Thursday, 17 November 2016


Do you say Turmeric (as in Tuesday) or Turmeric (as in turtle) - one of those words which always confuses me. Does it matter as long as we are talking about the same thing? It's latin name is Curcuma longa and has been associated with Southern Asia for a very long time.  A wonderfully exotic spice, amazingly delicious, colourful, anti-inflammatory root, full of antioxidants and purported to stave off cancer and Alzheimer's.

Whether the claims are true or not, I'm convinced I need more of it in my diet.

Turmeric has been part of traditional medicine, or alternative Siddha, for thousands of years in southern India. It is used in savoury and sweet dishes and as a dye for clothing for Saris and Buddhist's robes. 

In India a marriage ritual sees bunches of turmeric tied around wrists or in Sri Lanka it is often tied with string and hung around the neck as an offering to the gods. So many uses for what looks like an insignificant root. I think it's one hell of a good thing to have in your life.

I don't have any recipes to pass on for using turmeric as a dye. Many of my curries and Tagine recipes contain it, but I can honestly say that one of the easiest ways to get it into your system is by adding it to milk. Sound strange?

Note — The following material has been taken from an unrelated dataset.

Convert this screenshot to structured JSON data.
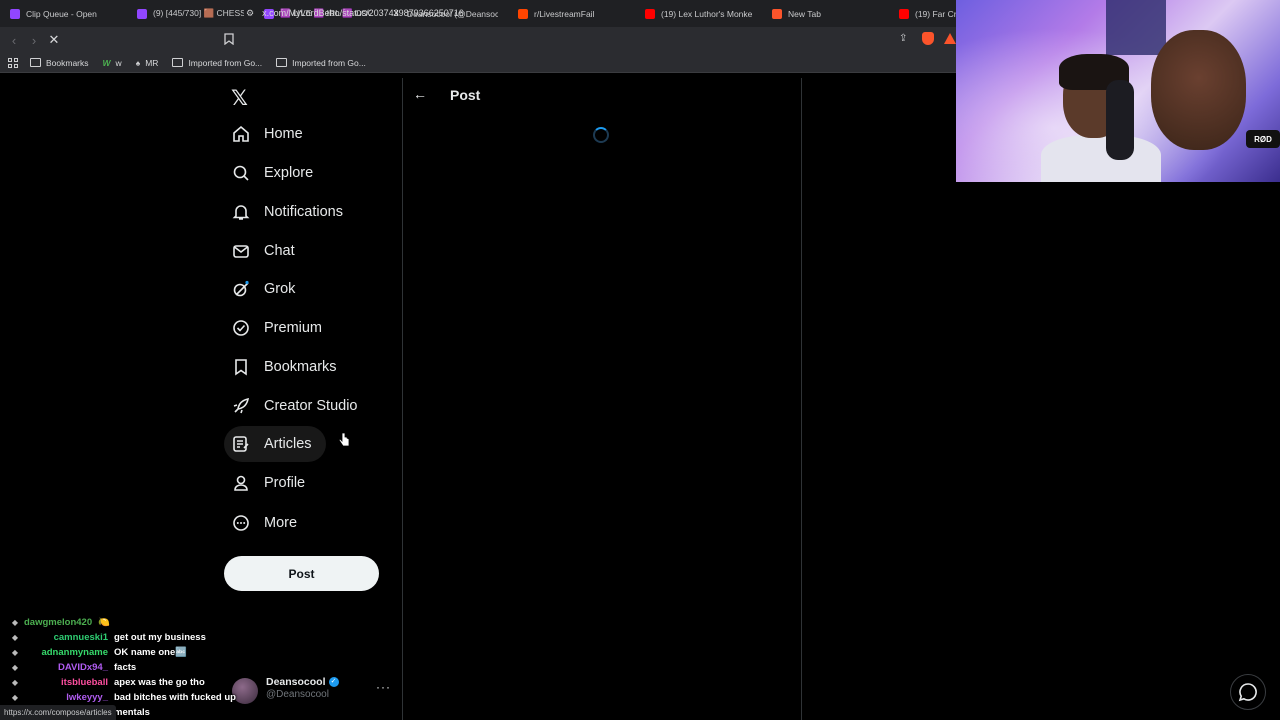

Milk with turmeric or 'Golden Milk' is becoming very popular in the USA. The milk can be drunk by itself or added to your Bircher Muesli for breakfast. The initial paste preparation takes 5 minutes and will keep for 1 - 2 weeks in the fridge.

Firstly you need to make a paste which will be the basis of your milk.

Turmeric Paste

1/4 cup of turmeric
1/2 teaspoon of ground black pepper
1/2 cup filtered or rain water
1/2 teaspoon pepper

Mix all ingredients together in a small saucepan and on a low heat, mix until a thick paste is formed. This will take just a couple of minutes. 
Take off the heat and cool then place in a container and store in the fridge. It 
can be stored for 1 -2 weeks.

Turmeric Milk

1 cup almond milk
1/4 teaspoon turmeric paste
1 teaspoon coconut oil
honey to taste

Add milk, turmeric and coconut oil to a small saucepan and heat on low until the all the ingredients are mixed together. Don't allow the mixture to reach boiling point. Add honey and stir until melted, then take off the heat. Cool.

How to Use Turmeric Milk

As you can see, Bircher Muesli takes on a whole new dimension! You can use your favourite Muesli, whack it into a jar and steep in the milk over night! Top with some fresh fruit and yoghurt and you have a breakfast that will keep you going well into the day. I find this so filling that I don't generally need to have lunch.

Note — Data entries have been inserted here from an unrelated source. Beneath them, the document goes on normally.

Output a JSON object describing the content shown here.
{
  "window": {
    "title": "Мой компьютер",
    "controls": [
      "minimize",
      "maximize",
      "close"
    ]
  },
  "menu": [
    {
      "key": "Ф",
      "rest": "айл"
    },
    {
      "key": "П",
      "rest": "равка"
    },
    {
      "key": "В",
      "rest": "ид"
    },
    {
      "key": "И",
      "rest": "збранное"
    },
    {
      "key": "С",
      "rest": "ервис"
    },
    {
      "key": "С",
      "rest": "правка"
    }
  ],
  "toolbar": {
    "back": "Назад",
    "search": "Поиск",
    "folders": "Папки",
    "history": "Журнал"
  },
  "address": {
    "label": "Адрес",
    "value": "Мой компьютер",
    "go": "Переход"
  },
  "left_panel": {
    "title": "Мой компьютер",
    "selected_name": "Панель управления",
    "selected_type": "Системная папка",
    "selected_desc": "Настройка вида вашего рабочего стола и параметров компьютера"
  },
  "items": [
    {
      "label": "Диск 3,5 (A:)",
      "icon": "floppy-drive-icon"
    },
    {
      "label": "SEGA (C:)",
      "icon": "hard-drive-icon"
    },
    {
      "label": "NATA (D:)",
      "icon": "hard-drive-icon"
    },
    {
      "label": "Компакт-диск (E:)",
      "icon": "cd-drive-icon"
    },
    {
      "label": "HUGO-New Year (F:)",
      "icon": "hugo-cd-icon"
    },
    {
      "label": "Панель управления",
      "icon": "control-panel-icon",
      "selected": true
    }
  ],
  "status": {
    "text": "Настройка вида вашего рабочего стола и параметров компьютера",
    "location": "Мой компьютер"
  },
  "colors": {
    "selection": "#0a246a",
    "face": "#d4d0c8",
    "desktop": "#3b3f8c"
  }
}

I added some plain yoghurt and a few raspberries and enjoyed breakfast in the garden.

Turmeric milk can be drunk by itself. Once you have made it, addd a little extra honey and drink while still warm.

Just remember, like everything else, take small doses of turmeric to see how your body responds to it. It is good for you, there is no doubt about that. I don't advocate taking it everyday, but a couple of times a week should be fine for most people.